12. In view of the above reasons, I am of the opinion that the applicant / mother is entitled to the custody of minor child. Thus, the appeal deserves to be allowed. Accordingly, I answer the Point No.1 in the affirmative.

7. In KAMLESH PRABHUDAS TANNA AND ANOTHER Vs. STATE OF GUJARAT, (2013) 15 SCC 263, Apex Court, dealing with the duty of the appellate court, had held as follows:

9. At this juncture, we are obliged to state that though it may be difficult to state that the judgment suffers from sans reasons, yet it is not at all difficult to say that the reasons ascribed are really apology for reasons. If we allow ourselves to say so, one may ascribe certain reasons which seem to be reasons but the litmus test is to give seemly and condign reasons either to sustain or overturn the judgment. The filament of reasoning must logically flow from requisite analysis, but, unfortunately, the said exercise has not been carried out.

8. The Sessions Court has duty to give reasons while reversing an order passed by the Magistrate. Without dislodging the reasons assigned by the Magistrate and recording his own reasons i.e., to allow the prayer in I.A.II filed, the impugned order has been passed.

9. Tested on the touchstone of the said principles, it is obvious that there is total lack of deliberation and there is really no appreciation of the record of the case much less the grounds raised for consideration by the learned Appellate Judge. The Court below has failed to exercise the jurisdiction vested in it, in accordance with law. The impugned order is cryptic.

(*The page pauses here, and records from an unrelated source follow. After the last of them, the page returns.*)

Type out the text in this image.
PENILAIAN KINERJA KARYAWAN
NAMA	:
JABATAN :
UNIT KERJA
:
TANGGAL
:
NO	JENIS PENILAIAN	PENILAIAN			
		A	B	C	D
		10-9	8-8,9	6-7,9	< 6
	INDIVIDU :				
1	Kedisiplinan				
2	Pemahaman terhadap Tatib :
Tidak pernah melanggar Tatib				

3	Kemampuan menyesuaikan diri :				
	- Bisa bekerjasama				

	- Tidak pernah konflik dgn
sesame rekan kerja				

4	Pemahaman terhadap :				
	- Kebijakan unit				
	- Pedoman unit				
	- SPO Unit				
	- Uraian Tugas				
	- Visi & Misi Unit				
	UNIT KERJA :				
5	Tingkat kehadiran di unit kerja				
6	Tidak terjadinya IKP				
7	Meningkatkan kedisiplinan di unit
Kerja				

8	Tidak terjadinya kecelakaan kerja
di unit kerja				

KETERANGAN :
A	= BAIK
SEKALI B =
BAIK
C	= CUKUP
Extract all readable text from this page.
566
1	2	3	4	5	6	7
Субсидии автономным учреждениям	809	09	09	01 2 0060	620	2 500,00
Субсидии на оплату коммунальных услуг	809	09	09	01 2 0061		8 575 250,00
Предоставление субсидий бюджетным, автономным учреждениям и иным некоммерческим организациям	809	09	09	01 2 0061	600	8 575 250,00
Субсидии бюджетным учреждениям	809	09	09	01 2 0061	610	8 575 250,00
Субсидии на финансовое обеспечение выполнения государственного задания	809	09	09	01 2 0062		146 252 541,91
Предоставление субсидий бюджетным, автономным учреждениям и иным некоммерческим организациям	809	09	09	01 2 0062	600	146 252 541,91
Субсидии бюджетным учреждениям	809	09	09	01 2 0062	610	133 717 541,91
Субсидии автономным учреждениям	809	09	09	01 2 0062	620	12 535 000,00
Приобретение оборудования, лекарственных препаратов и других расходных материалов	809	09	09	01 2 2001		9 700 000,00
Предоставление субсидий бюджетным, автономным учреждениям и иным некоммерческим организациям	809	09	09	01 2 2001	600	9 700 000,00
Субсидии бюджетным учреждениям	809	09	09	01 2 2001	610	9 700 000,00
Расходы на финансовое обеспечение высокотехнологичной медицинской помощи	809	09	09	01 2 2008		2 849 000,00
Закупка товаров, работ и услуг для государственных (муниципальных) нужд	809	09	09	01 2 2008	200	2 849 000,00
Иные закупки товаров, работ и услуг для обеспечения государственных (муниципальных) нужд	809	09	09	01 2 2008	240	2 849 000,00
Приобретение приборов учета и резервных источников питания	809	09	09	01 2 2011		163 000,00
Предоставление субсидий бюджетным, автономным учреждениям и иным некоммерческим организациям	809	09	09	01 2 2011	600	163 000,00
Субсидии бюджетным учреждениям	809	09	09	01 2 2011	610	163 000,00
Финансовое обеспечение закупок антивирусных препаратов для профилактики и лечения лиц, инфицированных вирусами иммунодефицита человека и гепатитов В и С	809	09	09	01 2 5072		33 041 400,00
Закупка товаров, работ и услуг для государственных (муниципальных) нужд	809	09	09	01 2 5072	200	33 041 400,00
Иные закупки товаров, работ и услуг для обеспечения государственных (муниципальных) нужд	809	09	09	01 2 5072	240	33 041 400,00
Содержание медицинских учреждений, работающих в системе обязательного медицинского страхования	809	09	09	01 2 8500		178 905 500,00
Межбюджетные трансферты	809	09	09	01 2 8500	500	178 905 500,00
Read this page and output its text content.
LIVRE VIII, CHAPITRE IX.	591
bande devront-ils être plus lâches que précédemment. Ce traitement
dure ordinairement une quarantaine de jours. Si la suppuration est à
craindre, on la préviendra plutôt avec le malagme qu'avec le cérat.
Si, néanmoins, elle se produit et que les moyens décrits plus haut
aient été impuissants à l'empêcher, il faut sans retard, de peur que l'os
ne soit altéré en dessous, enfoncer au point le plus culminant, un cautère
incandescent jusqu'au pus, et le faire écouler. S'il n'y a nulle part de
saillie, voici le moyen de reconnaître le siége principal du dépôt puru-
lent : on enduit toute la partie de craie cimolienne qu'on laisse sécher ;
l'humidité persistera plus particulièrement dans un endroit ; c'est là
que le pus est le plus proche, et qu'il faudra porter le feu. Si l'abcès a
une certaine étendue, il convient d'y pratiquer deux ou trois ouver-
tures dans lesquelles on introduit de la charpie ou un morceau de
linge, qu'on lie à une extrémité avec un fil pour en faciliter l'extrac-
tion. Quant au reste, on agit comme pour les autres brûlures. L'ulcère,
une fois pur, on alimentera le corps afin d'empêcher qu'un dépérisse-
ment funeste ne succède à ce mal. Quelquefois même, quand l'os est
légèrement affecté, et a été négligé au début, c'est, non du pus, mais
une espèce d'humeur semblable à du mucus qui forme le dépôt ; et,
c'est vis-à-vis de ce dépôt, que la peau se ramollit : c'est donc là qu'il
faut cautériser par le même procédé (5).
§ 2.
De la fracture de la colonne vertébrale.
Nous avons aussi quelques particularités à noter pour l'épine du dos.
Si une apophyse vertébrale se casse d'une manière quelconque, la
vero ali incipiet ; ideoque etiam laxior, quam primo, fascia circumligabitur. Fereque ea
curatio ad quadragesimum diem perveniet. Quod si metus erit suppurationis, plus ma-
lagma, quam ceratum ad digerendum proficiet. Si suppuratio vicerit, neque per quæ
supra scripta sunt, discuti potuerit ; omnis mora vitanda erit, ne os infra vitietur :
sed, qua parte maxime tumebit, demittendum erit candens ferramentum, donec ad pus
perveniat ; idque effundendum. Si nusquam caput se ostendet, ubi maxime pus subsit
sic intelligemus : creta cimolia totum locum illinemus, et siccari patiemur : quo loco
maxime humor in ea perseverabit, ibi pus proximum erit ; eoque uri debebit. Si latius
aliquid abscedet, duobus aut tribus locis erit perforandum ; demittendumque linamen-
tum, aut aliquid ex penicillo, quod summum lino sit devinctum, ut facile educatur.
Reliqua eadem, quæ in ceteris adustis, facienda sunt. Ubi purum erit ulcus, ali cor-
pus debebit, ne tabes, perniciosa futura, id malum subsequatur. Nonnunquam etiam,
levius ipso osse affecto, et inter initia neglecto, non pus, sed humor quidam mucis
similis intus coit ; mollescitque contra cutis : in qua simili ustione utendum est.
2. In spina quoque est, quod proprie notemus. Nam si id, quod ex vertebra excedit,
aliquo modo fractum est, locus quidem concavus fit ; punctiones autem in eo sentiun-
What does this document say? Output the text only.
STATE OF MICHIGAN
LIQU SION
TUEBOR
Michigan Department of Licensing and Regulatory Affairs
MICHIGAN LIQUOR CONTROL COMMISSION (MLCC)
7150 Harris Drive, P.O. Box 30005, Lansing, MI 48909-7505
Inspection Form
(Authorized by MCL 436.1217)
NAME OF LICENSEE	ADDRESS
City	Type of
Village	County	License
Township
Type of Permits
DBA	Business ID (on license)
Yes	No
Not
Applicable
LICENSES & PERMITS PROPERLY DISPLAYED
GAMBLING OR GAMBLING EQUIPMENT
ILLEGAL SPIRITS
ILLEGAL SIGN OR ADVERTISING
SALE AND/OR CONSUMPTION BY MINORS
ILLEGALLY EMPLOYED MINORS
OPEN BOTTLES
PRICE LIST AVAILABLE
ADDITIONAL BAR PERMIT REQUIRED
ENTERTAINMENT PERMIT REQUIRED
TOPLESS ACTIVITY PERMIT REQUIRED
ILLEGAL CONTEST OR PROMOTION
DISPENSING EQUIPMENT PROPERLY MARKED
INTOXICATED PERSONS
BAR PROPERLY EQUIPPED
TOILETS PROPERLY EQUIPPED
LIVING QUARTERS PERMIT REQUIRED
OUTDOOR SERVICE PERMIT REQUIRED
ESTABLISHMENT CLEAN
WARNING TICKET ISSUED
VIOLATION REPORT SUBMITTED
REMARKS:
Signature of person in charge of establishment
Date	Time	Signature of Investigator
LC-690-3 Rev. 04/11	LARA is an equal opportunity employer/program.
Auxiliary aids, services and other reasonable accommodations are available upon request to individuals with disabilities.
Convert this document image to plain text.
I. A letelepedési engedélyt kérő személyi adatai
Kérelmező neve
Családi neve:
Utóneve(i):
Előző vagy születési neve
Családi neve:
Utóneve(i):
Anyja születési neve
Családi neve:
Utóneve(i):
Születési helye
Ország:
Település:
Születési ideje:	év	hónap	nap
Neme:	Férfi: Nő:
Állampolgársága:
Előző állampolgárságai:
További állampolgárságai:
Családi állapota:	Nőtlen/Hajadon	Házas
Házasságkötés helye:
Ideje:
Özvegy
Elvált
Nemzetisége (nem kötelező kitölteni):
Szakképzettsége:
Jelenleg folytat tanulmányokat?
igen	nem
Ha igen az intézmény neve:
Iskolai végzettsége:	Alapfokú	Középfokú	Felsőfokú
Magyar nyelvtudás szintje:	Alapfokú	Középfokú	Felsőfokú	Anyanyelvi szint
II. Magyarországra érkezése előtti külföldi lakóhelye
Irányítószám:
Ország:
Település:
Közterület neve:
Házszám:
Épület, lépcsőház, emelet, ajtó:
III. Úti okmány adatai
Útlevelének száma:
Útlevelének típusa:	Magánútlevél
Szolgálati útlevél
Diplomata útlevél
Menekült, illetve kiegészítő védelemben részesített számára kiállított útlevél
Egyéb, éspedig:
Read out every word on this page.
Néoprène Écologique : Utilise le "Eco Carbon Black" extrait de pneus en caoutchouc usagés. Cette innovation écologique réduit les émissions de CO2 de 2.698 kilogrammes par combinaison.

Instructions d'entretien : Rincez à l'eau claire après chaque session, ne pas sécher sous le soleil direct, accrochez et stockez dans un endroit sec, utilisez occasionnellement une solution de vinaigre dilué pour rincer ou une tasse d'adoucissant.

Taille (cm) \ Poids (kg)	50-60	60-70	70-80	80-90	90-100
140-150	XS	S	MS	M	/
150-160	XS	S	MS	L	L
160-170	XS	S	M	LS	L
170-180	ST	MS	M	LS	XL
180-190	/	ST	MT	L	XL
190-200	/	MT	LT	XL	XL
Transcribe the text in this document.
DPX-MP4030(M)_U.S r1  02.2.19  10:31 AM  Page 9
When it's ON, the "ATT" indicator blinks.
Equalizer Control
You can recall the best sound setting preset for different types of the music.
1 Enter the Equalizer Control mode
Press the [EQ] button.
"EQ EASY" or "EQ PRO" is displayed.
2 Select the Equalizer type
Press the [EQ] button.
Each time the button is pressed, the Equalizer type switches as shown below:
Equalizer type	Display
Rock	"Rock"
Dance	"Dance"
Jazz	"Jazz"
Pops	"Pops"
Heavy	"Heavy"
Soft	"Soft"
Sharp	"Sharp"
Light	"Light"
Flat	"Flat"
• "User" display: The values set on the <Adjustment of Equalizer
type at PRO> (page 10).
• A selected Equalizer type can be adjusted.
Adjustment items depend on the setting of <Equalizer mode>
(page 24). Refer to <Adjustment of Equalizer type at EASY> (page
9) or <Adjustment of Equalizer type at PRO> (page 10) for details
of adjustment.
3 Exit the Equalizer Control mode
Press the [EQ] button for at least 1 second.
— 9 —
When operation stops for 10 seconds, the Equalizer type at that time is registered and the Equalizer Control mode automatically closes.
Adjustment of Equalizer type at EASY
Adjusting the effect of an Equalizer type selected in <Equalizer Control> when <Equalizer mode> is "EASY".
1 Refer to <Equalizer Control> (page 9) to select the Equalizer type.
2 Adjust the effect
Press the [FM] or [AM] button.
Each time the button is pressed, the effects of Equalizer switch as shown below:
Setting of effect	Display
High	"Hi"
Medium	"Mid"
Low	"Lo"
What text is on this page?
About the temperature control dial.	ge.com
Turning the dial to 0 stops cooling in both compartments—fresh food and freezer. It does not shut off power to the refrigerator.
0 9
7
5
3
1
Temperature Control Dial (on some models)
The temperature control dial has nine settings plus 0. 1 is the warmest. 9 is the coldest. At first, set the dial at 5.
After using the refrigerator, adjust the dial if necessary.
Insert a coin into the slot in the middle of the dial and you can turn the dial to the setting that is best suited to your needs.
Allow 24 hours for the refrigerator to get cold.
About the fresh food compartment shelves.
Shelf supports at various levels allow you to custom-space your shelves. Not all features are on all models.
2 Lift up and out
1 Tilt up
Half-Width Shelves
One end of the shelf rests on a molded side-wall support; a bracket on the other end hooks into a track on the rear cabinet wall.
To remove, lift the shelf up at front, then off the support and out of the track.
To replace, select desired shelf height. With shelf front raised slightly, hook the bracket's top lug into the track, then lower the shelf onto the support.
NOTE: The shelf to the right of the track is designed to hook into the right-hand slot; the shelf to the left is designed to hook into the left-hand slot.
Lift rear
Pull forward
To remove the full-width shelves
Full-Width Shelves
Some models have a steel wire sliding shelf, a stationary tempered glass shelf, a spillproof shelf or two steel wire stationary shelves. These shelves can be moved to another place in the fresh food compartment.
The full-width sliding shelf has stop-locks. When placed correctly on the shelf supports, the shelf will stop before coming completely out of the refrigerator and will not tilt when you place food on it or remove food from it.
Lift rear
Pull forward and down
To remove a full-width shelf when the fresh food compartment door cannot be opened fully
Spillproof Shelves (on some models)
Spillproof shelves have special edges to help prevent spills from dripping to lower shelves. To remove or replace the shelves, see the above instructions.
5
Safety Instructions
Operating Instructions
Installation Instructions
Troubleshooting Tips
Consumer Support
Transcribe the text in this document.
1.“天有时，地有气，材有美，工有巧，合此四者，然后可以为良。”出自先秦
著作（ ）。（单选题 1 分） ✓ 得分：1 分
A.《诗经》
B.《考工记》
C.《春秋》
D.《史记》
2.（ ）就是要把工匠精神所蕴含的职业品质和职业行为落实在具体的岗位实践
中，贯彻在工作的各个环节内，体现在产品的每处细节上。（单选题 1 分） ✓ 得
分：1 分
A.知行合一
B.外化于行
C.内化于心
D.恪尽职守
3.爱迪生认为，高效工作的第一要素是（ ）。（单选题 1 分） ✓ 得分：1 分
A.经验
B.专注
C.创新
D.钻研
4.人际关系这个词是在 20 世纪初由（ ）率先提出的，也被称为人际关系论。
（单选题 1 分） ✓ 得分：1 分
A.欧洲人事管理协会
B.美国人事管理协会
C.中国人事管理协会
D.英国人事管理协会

Consequently, the petition is allowed and the impugned order is set aside. The case having not been decided by the learned Sessions Judge in accordance with law is remitted for fresh disposal. The Sessions Court shall decide the case expeditiously and before 09.09.2016. Both parties are directed to appear before the Sessions Court, Chikodi on 16.07.2016 and receive further orders.

All the contentions of both parties are kept open.

The interim order passed in this petition shall operate till the appeal is decided afresh by the Sessions Court.